Galactic civilizations may be impossible. Here’s why.
- For galactic-scale civilizations to exist in our Universe, they would have to overcome two major hurdles related to physics and biology.
- One is the sheer distance between each society. The other is biological life span.
- Astronomer Adam Frank outlines the difficulties with each problem.
My new guilty pleasure is the video game “Star Wars Outlaws” (guilty only because so many gamers seemed to hate it — they are wrong). Like all “Star Wars” stories, it’s set in a galaxy far, far away that hosts a vast interstellar civilization. And, like all civilizations, it’s a hotbed of politics and commerce, diplomacy and war, art and culture. Science fiction is full of these kinds of galactic-scale societies. Star Trek, Dune, and Asimov’s Foundation series — they all play out against the backdrop of star-spanning civilizations.
But are such things possible? Do the laws of physics and the dynamics of social arrangements (even alien ones) allow for galactic societies? As much as I love them (how else could I become a Space Pirate?), I fear the answer may be “no.”

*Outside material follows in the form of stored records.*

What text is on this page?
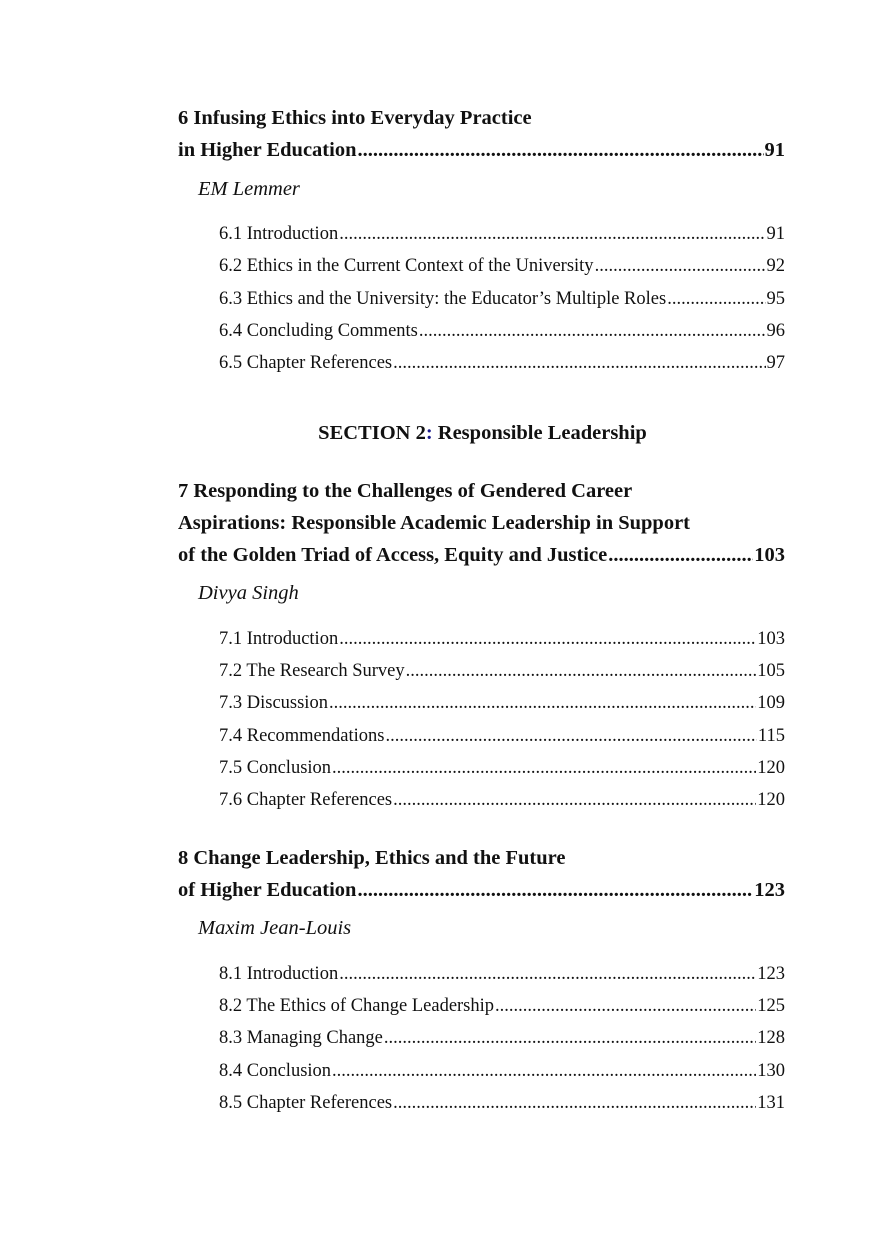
6 Infusing Ethics into Everyday Practice
in Higher Education .....	91
EM Lemmer
6.1 Introduction .....	91
6.2 Ethics in the Current Context of the University .....	92
6.3 Ethics and the University: the Educator’s Multiple Roles .....	95
6.4 Concluding Comments .....	96
6.5 Chapter References .....	97
SECTION 2: Responsible Leadership
7 Responding to the Challenges of Gendered Career
Aspirations: Responsible Academic Leadership in Support
of the Golden Triad of Access, Equity and Justice .....	103
Divya Singh
7.1 Introduction .....	103
7.2 The Research Survey .....	105
7.3 Discussion .....	109
7.4 Recommendations .....	115
7.5 Conclusion .....	120
7.6 Chapter References .....	120
8 Change Leadership, Ethics and the Future
of Higher Education .....	123
Maxim Jean-Louis
8.1 Introduction .....	123
8.2 The Ethics of Change Leadership .....	125
8.3 Managing Change .....	128
8.4 Conclusion .....	130
8.5 Chapter References .....	131
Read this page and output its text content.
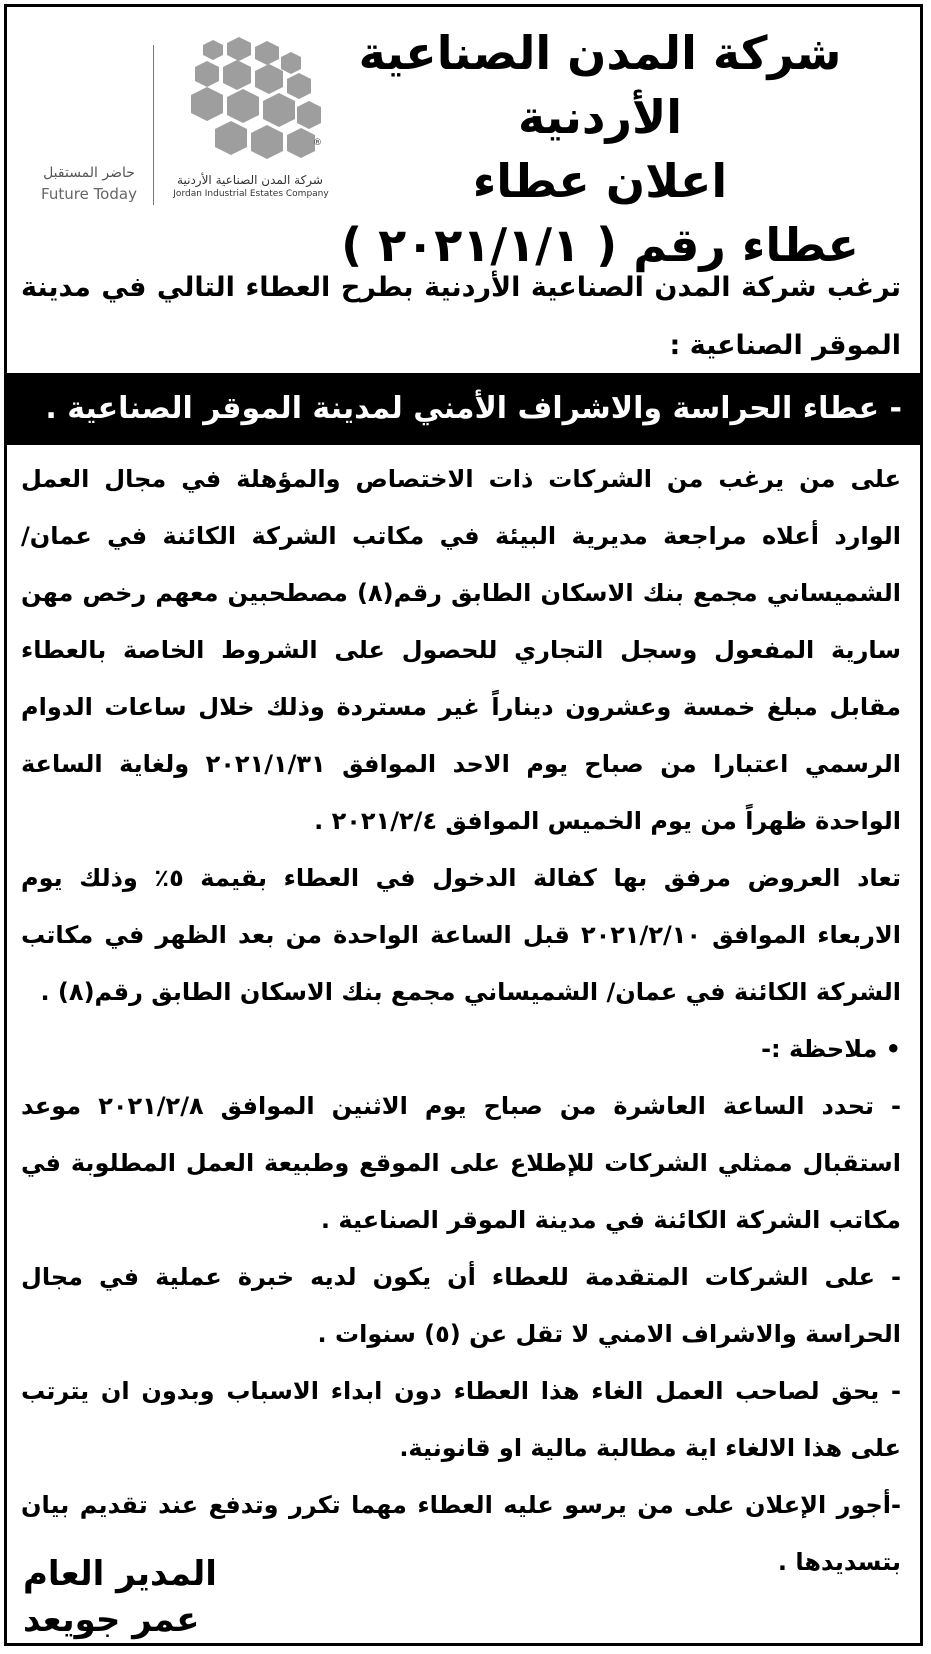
شركة المدن الصناعية الأردنية
اعلان عطاء
عطاء رقم ( ٢٠٢١/١/١ )
®
شركة المدن الصناعية الأردنية
Jordan Industrial Estates Company
حاضر المستقبل
Future Today
ترغب شركة المدن الصناعية الأردنية بطرح العطاء التالي في مدينة الموقر الصناعية :
- عطاء الحراسة والاشراف الأمني لمدينة الموقر الصناعية .

على من يرغب من الشركات ذات الاختصاص والمؤهلة في مجال العمل الوارد أعلاه مراجعة مديرية البيئة في مكاتب الشركة الكائنة في عمان/ الشميساني مجمع بنك الاسكان الطابق رقم(٨) مصطحبين معهم رخص مهن سارية المفعول وسجل التجاري للحصول على الشروط الخاصة بالعطاء مقابل مبلغ خمسة وعشرون ديناراً غير مستردة وذلك خلال ساعات الدوام الرسمي اعتبارا من صباح يوم الاحد الموافق ٢٠٢١/١/٣١ ولغاية الساعة الواحدة ظهراً من يوم الخميس الموافق ٢٠٢١/٢/٤ .

تعاد العروض مرفق بها كفالة الدخول في العطاء بقيمة ٥٪ وذلك يوم الاربعاء الموافق ٢٠٢١/٢/١٠ قبل الساعة الواحدة من بعد الظهر في مكاتب الشركة الكائنة في عمان/ الشميساني مجمع بنك الاسكان الطابق رقم(٨) .

• ملاحظة :-

- تحدد الساعة العاشرة من صباح يوم الاثنين الموافق ٢٠٢١/٢/٨ موعد استقبال ممثلي الشركات للإطلاع على الموقع وطبيعة العمل المطلوبة في مكاتب الشركة الكائنة في مدينة الموقر الصناعية .

- على الشركات المتقدمة للعطاء أن يكون لديه خبرة عملية في مجال الحراسة والاشراف الامني لا تقل عن (٥) سنوات .

- يحق لصاحب العمل الغاء هذا العطاء دون ابداء الاسباب وبدون ان يترتب على هذا الالغاء اية مطالبة مالية او قانونية.

-أجور الإعلان على من يرسو عليه العطاء مهما تكرر وتدفع عند تقديم بيان بتسديدها .

المدير العام
عمر جويعد
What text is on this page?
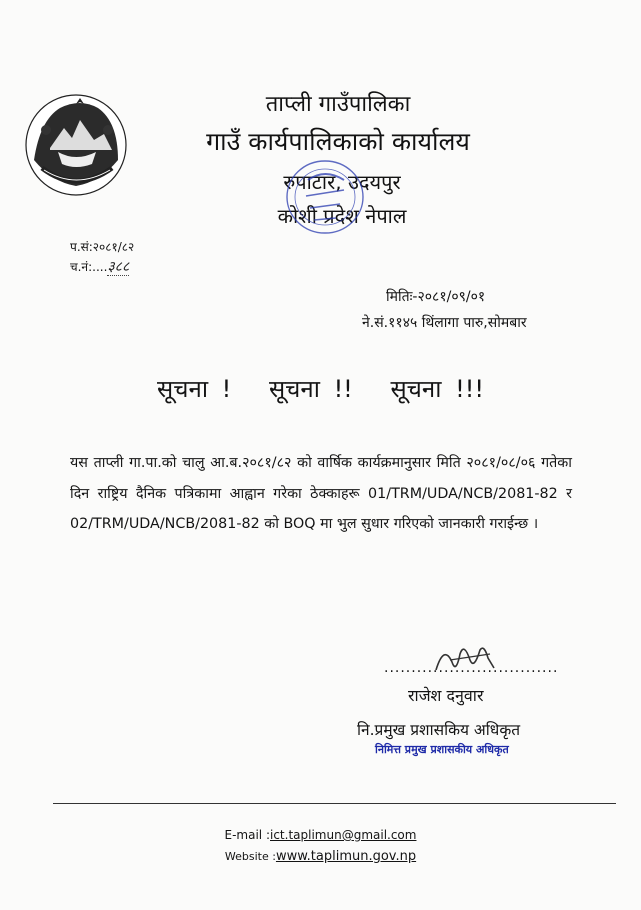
ताप्ली गाउँपालिका
गाउँ कार्यपालिकाको कार्यालय
रुपाटार, उदयपुर
कोशी प्रदेश नेपाल
प.सं:२०८१/८२
च.नं:....३८८
मितिः-२०८१/०९/०१
ने.सं.११४५ थिंलागा पारु,सोमबार
सूचना ! सूचना !! सूचना !!!
यस ताप्ली गा.पा.को चालु आ.ब.२०८१/८२ को वार्षिक कार्यक्रमानुसार मिति २०८१/०८/०६ गतेका दिन राष्ट्रिय दैनिक पत्रिकामा आह्वान गरेका ठेक्काहरू 01/TRM/UDA/NCB/2081-82 र 02/TRM/UDA/NCB/2081-82 को BOQ मा भुल सुधार गरिएको जानकारी गराईन्छ ।
................................
राजेश दनुवार
नि.प्रमुख प्रशासकिय अधिकृत
निमित्त प्रमुख प्रशासकीय अधिकृत
E-mail :ict.taplimun@gmail.com
Website :www.taplimun.gov.np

Two challenges for galactic-scale civilizations
The problem for galactic-scale civilizations comes down to two numbers. The first is the time it takes to cross between the stars (we will call this the “crossing time”: Tc). Considering Tc forces us to deal with another number, which is a fundamental constant of nature: the speed of light (represented by the letter “c”). As Einstein taught us, the speed of light represents the upper limit for velocities in the Universe. Nothing can travel faster than c, which is about 700 million miles per hour. While this may seem pretty fast (it is), the distances between the stars are so great that it still takes centuries to hundreds of millennia for light to reach us from all but the nearest stars. That means the time for a ship to reach across reasonable fractions of the galaxy must also be measured in centuries to hundreds of millennia. If your ship travels slower than light speed (which is what we will be stuck with for a while), then your crossing time (Tc) is even longer.
The second timescale we need to consider is how long an individual in a species lives. Let’s call this the “generational time” Tg. This is the timescale where politics and culture play out. While there may be longer trends that occur across civilizations, societies are made of individuals who are the agents driving the immediate dynamics.
So where is the problem? Well, it’s physics that sets the limits of Tc and biology that sets the limits on Tg. On Earth, there are no vertebrates that live longer than a few centuries (the Greenland shark being the longest-living example, potentially living up to nearly 500 years). That means a high-tech civilization made of Greenland sharks would still face the problem that interstellar travel times are way longer than life spans (i.e. Tg << Tc). Let’s consider for a moment what that means for the possibility of galactic civilization and that most fundamental activity: trade.
Let’s say you want to sign a contract, deliver goods, and collect your credits across an interstellar trading route spanning 500 light-years. Every step of the negotiations requires cooperation across multiple generations. You send out an offer and then must wait 1,000 years for a reply. Well, actually, it’s your great-great-great grandkid who gets the reply, who then counter-offers and waits another 1,000 years to see whether the offer is accepted. After a few more rounds of this, you finally send out your trading ship which, even if it travels at almost the speed of light, takes 1,000 years to make the round trip.
You see my point by now. All things that make a society a single structured whole become impossible on galactic length scales unless the members of that society are remarkably long-lived (and there even may be biophysical reasons why this is impossible for “thinking” creatures). The distances between the stars are so vast that only collections of very nearby stars might possibly form loose cultural alliances, i.e. societies. And even these will have their problems because of relativistic time dilation, which occurs when individuals traveling at light speed experience the flow of time differently from those on their destination planets.
Now, I am not saying that galactic empires are impossible. Maybe there is a way around the light-speed limit (though relativistic time dilation might be a factor in warp drive/worm-hole travel too). Or maybe all intelligent life becomes post-biological and “lives” for timescales that dwarf interstellar crossings. You must be open-minded when you think about these things. But you can’t be too open-minded or your brain will fall out. If you really want to think hard about the possibilities for life beyond Earth, you can’t just wave your hands at the physics and the physics that limits biological processes.
So, are there galactic civilizations? I am stuck right now thinking “no” but still hoping “yes.” I’m clinging to that hope because I really want to be a space pirate (the good kind). And now back to “Star Wars Outlaws”!